Some of the 12 principles of green chemistry are closely related to the imple­mentation of green analytical methodology, which are as follows: (1) atomic and

energy economy; (2) use of catalytic reactions instead of stoichiometric reactions; (3) decreasing solvent use; and (4) a decrease in residues (Anastas and Warner 1998). The application of these principles will contribute to achieve a more sus­tainable analytical methodology, as can be seen in Fig. 9.

In some cases, it is very difficult to apply all of those principles presented in Fig. 9, because each analytical method has its particularities and limitations.
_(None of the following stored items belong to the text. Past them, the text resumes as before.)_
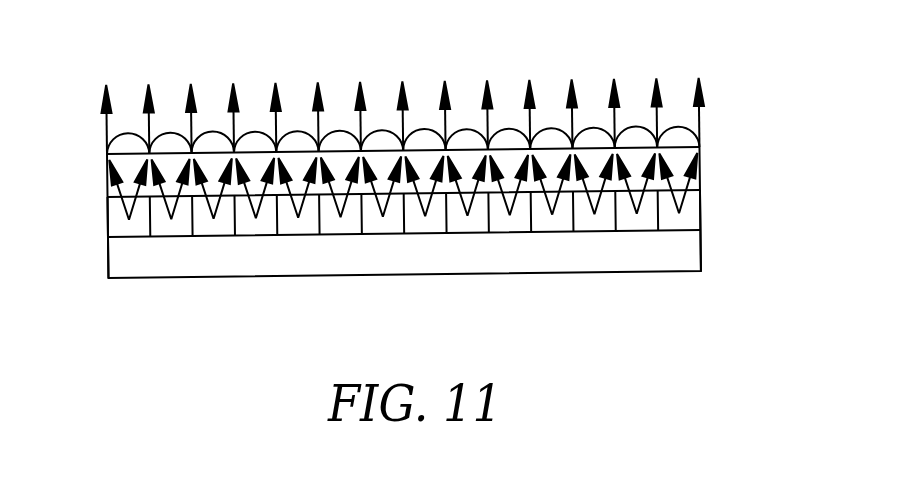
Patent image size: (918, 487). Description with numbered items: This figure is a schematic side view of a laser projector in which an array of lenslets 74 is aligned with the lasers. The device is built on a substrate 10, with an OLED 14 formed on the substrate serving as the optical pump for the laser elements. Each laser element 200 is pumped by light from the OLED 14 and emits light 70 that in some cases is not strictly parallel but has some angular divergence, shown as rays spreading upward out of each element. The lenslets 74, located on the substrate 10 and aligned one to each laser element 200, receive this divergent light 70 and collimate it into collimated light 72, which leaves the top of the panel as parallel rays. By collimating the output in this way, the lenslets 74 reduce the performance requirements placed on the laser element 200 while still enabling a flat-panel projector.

The substrate 10 is at (107, 174).
The OLED 14 is at (107, 263).
The divergent light 70 is at (680, 167).
The collimated light 72 is at (702, 98).
The lenslets 74 is at (675, 140).
The laser element 200 is at (643, 227).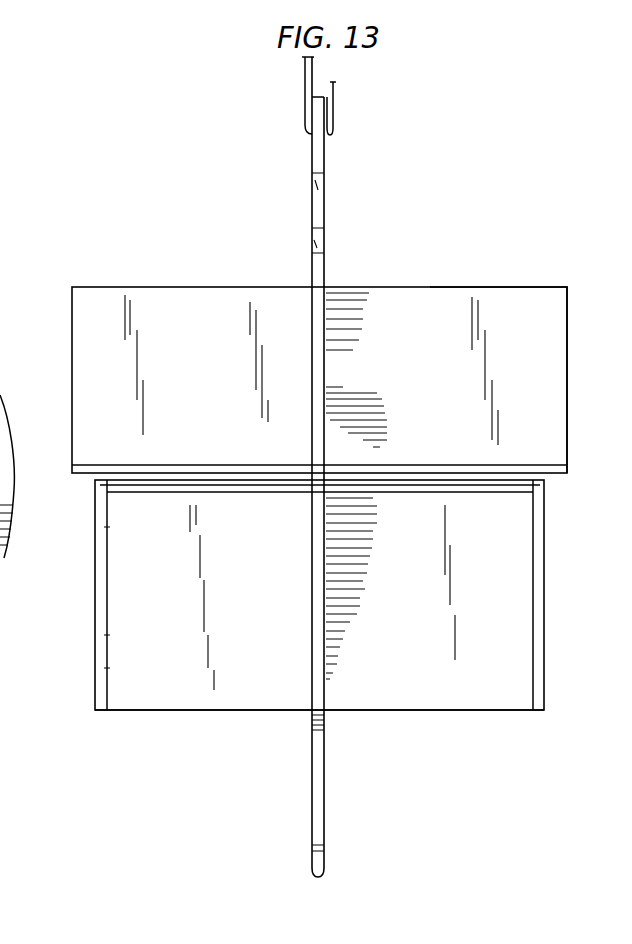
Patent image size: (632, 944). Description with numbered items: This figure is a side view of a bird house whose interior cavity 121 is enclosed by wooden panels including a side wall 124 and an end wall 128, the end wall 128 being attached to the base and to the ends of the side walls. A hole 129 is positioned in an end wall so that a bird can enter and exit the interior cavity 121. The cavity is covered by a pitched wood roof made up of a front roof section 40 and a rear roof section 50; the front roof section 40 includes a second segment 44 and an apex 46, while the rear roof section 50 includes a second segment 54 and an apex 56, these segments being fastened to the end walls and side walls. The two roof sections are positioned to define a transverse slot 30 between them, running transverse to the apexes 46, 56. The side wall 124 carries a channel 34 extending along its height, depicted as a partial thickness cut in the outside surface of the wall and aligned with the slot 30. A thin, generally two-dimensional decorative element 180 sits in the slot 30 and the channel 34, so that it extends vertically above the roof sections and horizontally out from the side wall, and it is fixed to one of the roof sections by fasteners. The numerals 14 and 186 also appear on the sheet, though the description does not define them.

Then, we need to seek other principles as waste prevention, design for energy efficiency, use of real-time analysis for pollution control, and inherently safer chemistry for accident prevention; this strategy will ensure a greener chemical analysis and ana­lytical chemistry.

3 Conclusions

Chemical analysis of biomass is an important branch of analytical chemistry because it can provide information about the constitution of feedstocks, processes, products and by-products, and residues. Analytical techniques are at the core of the analytical laboratory, and the understanding of its principles is necessary for real-world applications. Then, this can be applied on a whole biofuel chain to solve many technical and scientific problems, as: best uses for a biomass, improvement of conversion processes, increase in the quality of biofuel, and control of residues.

Nowadays, green chemistry and sustainability of processes and products are themes that passed from academic discussion to practical use. Then, analytical chemistry as part of chemical sciences should follow this current trend, which can contribute to a bioeconomy based on biomass use instead of non-renewable raw sources, as the oil, and an advance in biomass knowledge to develop their best uses.